31/05/2019 - 9:30
O país assistiu na última quinta-feira 30 a mais uma jornada de protestos. Pela terceira vez em duas semanas, o Brasil ficou em suspenso para debater as ações e propostas do governo. O clima de conflagração dificulta pautas importantes que deveriam ser viabilizadas. A economia está estagnada, o desemprego é brutal, os investimentos estão em baixa, caminhamos para mais uma década perdida e agendas essenciais para o país como a Reforma da Previdência, a reforma tributária e a desburocratização seguem a duras penas no Congresso. A queda da confiança na retomada econômica foi um componente importante para o baque do Produto Interno Bruto registrado pelo IBGE no primeiro trimestre, de 0,2%. É o primeiro recuo trimestral da economia desde 2016.
Em meio ao cenário desalentador, na quinta passada, na Esplanada dos Ministérios, em Brasília, a Força Nacional foi chamada para cobrir o Ministério da Educação após pedido do titular da pasta, Abraham Weintraub, que temia depredações e acusava professores de coagirem alunos. Foi a segunda manifestação – e em dimensão menor – contra os cortes na educação, convocada em todo o país por entidades estudantis e sindicatos de professores. O ato teve a participação de centrais sindicais contrárias à Reforma da Previdência, como a Central Única dos Trabalhadores (CUT), apesar de a União Nacional dos Estudantes (UNE) e a União Brasileira dos Estudantes Secundaristas (UBES) terem declarado que ele não foi contrário ou favorável ao governo, mas em defesa do ensino
As manifestações são insufladas pelo governo, de alguma forma, pelo apoio de sua claque — como aconteceu no último domingo 26 —, ou por ameaçar — implicitamente ou abertamente — áreas essenciais para o país, como a educação. No dia 15, o primeiro protesto contra os cortes na educação foi turbinado após declarações desastradas do titular da pasta, que criticou universidades federais e não soube explicar a motivação da redução das verbas federais – justificada depois como contingenciamento. Não houve interlocução e nem negociação para justificar a diminuição de recursos para todas as etapas de ensino, da educação infantil à pós-graduação. Logo depois, teve que voltar atrás em parte dos cortes.
Tentação populista
Apoiar-se nas ruas para driblar dificuldades inerentes ao exercício do poder é uma velha tentação populista. Não causa surpresa, mas espanta que se recorra a essa estratégia em menos de cinco meses de gestão. Foi o que aconteceu no domingo 26. Em dificuldades no Congresso e sem vocação para articular projetos prioritários, o governo e seus apoiadores, incluindo as milícias virtuais, reagiram com manifestações pró-governo. Foi com a ajuda de governistas de bom senso e do núcleo não ideológico do governo que se evitaram as palavras de ordem para a defesa de reformas, e não para atacar o Congresso ou o Supremo Tribunal Federal (STF) – temas que atraem o bolsonarismo radical. Na última semana, a massa a favor de Bolsonaro recuou das bandeiras autoritárias. Mas como será quando o governo estiver com a popularidade ainda mais fragilizada, a retomada econômica não se viabilizar ou escândalos incontornáveis atingirem o entorno presidencial?
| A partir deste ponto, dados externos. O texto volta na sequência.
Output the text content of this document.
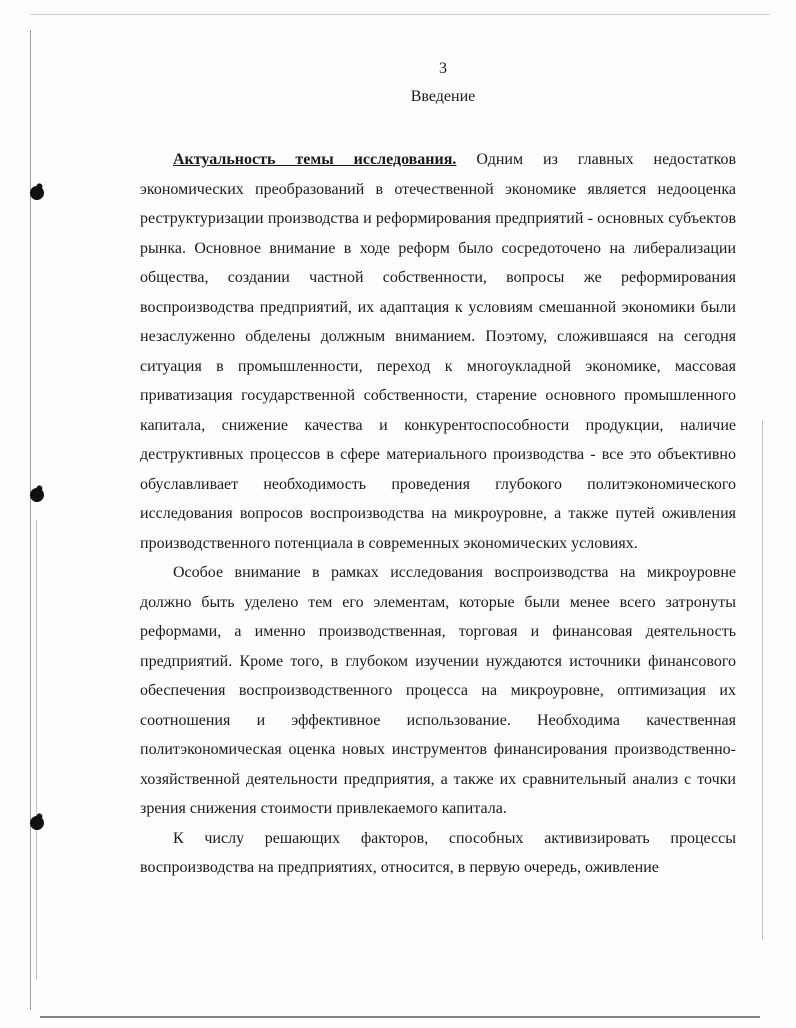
3
Введение

Актуальность темы исследования. Одним из главных недостатков экономических преобразований в отечественной экономике является недооценка реструктуризации производства и реформирования предприятий - основных субъектов рынка. Основное внимание в ходе реформ было сосредоточено на либерализации общества, создании частной собственности, вопросы же реформирования воспроизводства предприятий, их адаптация к условиям смешанной экономики были незаслуженно обделены должным вниманием. Поэтому, сложившаяся на сегодня ситуация в промышленности, переход к многоукладной экономике, массовая приватизация государственной собственности, старение основного промышленного капитала, снижение качества и конкурентоспособности продукции, наличие деструктивных процессов в сфере материального производства - все это объективно обуславливает необходимость проведения глубокого политэкономического исследования вопросов воспроизводства на микроуровне, а также путей оживления производственного потенциала в современных экономических условиях.

Особое внимание в рамках исследования воспроизводства на микроуровне должно быть уделено тем его элементам, которые были менее всего затронуты реформами, а именно производственная, торговая и финансовая деятельность предприятий. Кроме того, в глубоком изучении нуждаются источники финансового обеспечения воспроизводственного процесса на микроуровне, оптимизация их соотношения и эффективное использование. Необходима качественная политэкономическая оценка новых инструментов финансирования производственно-хозяйственной деятельности предприятия, а также их сравнительный анализ с точки зрения снижения стоимости привлекаемого капитала.

К числу решающих факторов, способных активизировать процессы воспроизводства на предприятиях, относится, в первую очередь, оживление
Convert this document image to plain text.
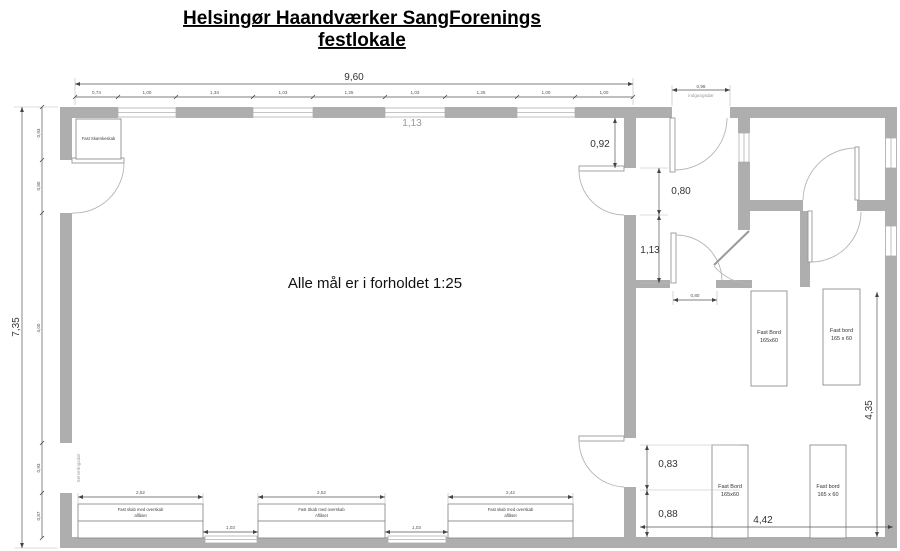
Helsingør Haandværker SangForenings
festlokale
Fast Skænkeskab
Fast Bord
165x60
Fast bord
165 x 60
Fast Bord
165x60
Fast bord
165 x 60
Fast skab med overskab
aflåset
Fast Skab med overskab
Aflåset
Fast skab med overskab
aflåset
9,60
0,74	1,00	1,34	1,03	1,25	1,03	1,25	1,00	1,00
1,13
0,98
indgangsdør
7,35
0,93
0,80
4,00
0,93
0,87
Serveringsdør
0,92
0,80
1,13
0,80
0,83
0,88
4,42
4,35
2,52	2,52	2,42
1,03	1,03
Alle mål er i forholdet 1:25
As repetidas ameaças de paralisação de caminhoneiros, categoria que na última greve teve o apoio explícito de Bolsonaro, apontam novos riscos no horizonte. Há outros. O governo não está cumprindo seu papel de promover a conciliação e o diálogo. Para enfrentar a ruína econômica, equacionar o déficit público, atrair investidores e apostar realmente em educação — o verdadeiro motor do desenvolvimento —, o momento é de articulação, de angariar apoios e construir consensos. O clima plebiscitário permanente, ao contrário, afasta aliados e é contraproducente.
Governo não está cumprindo seu papel de promover a conciliação e o diálogo. Momento é de articulação e de angariar apoios
Viabilizar um plano de governo significa enfrentar o contraditório e se submeter ao sistema de pesos e contrapesos da democracia. Mais que isso, representa ampliar o arco de alianças e arbitrar interesses conflitantes. Porém, o governo tem sido inepto – ou muitas vezes hostil — às tentativas de negociação com o Congresso e ao diálogo com os partidos favoráveis a uma agenda reformista. Atacar desafetos e minorias e investir na instabilidade como regra é uma atitude antidemocrática — após as manifestações do dia 15, o presidente respondeu aos protestos chamando os estudantes de “idiotas úteis” e “massa de manobra”. O dissenso só pode ser vencido com argumentos e a razão. A população que anseia a diminuição do desemprego não pode ficar refém de uma guerra panfletária de versões para se descobrir qual manifestação foi maior ou quem consegue fazer mais barulho nas redes sociais.